Returning to the starting area, a bare plasteel pad, Bold glared at his 149 eager victims. His gaze appeared to single Alodeé out as she bounced on her toes. He roared, “Combat skins only! Go get changed, stat, those of you who need to. Meet here in three!”
Three-quarters of the students had worn something over their new combat skins. They peeled away into the locker rooms – old metal containers – labelled for men, women and neutrals.
Asmurti called, “Going extra streamlined there, Alo? Where you hiding all that steak?”
“Couldn’t say, really.” She prodded her stomach, then remembered to tie up her long hair. “Seems fine.”
“Ready to eat my Class 4 dust?”
“Only because you’ve drawn the starting place before me. Hope you crack that 5-klom record.”
Exiting the container, they exchanged hand slaps. Her friend said, “You go, girl.”
Alodeé smiled, “Dawn’s fires speed your feet, Asmurti.”
Grief. Just keeping up with her will be a trick.
Predictably, whistles and snickers rose from some of the males as they found out what the girls had been hiding. More than a few comments flew in return as well.

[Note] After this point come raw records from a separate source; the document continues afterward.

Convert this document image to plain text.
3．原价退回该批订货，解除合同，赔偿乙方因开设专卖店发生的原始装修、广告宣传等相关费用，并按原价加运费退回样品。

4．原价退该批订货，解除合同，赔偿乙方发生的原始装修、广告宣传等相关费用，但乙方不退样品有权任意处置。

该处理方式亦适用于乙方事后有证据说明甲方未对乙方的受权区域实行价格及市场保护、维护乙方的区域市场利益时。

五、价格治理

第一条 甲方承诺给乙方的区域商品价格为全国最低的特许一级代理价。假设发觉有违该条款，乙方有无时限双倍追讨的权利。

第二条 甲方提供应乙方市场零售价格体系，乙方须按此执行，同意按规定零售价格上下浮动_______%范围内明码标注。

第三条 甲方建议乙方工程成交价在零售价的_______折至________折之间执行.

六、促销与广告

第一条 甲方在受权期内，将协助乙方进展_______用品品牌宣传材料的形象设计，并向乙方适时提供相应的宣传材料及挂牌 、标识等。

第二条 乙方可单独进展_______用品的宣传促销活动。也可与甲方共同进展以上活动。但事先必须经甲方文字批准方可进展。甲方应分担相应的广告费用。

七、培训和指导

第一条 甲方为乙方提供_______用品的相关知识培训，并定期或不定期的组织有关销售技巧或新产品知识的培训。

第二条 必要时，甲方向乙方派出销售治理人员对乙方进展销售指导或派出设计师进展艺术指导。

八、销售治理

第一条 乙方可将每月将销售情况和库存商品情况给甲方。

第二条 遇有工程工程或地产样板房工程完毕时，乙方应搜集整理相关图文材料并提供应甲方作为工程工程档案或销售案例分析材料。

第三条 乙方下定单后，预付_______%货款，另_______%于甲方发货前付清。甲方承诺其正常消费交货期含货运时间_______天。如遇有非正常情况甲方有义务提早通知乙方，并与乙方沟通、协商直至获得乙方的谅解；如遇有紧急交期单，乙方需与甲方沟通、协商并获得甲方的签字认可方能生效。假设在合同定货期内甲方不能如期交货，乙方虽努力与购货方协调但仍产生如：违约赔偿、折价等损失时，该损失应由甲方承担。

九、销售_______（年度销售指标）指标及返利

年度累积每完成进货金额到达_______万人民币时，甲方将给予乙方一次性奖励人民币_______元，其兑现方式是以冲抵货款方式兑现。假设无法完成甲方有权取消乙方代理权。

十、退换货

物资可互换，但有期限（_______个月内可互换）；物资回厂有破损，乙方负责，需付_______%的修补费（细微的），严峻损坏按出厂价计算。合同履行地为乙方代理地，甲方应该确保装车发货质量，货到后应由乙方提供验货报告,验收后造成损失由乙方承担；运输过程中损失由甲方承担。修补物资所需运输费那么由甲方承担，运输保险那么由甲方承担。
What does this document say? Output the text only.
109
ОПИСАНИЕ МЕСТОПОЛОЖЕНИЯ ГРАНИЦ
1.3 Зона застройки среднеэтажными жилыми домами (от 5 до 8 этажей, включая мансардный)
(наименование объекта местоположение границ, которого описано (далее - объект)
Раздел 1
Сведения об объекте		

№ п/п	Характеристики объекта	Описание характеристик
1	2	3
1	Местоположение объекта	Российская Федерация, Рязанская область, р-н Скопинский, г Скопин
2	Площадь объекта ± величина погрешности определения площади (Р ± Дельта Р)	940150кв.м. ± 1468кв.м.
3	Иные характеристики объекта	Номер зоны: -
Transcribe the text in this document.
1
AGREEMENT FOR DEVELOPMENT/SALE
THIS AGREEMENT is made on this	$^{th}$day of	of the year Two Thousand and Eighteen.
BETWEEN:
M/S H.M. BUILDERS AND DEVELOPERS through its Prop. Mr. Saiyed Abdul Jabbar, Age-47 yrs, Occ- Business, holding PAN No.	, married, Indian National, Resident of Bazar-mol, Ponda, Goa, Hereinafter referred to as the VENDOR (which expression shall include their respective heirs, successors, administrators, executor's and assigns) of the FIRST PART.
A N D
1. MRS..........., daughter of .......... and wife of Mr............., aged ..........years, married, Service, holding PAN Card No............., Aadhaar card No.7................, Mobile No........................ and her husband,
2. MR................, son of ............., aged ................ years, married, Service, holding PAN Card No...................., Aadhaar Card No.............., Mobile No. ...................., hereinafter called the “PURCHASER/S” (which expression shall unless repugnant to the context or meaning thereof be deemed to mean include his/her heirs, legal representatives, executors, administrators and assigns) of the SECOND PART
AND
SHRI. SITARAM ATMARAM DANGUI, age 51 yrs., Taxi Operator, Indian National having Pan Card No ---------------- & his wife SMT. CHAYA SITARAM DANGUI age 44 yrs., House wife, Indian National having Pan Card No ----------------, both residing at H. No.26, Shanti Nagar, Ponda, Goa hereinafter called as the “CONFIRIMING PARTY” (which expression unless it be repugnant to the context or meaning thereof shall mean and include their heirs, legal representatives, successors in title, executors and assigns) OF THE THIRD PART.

The stronger men looked like old-fashioned superheroes, thankfully minus the undies-on-the-outside trick. Tomaxx … oh heavens, he’s beautiful. Alodeé hid behind Ashamixx, which was very easily done. Focus on the course. She had business to do today. No distractions.
“Oh baby, you’re starfire!” Tomaxx growled, reaching around to slap Ash’s behind, a common greeting between Oraman of either gender. Totally missed.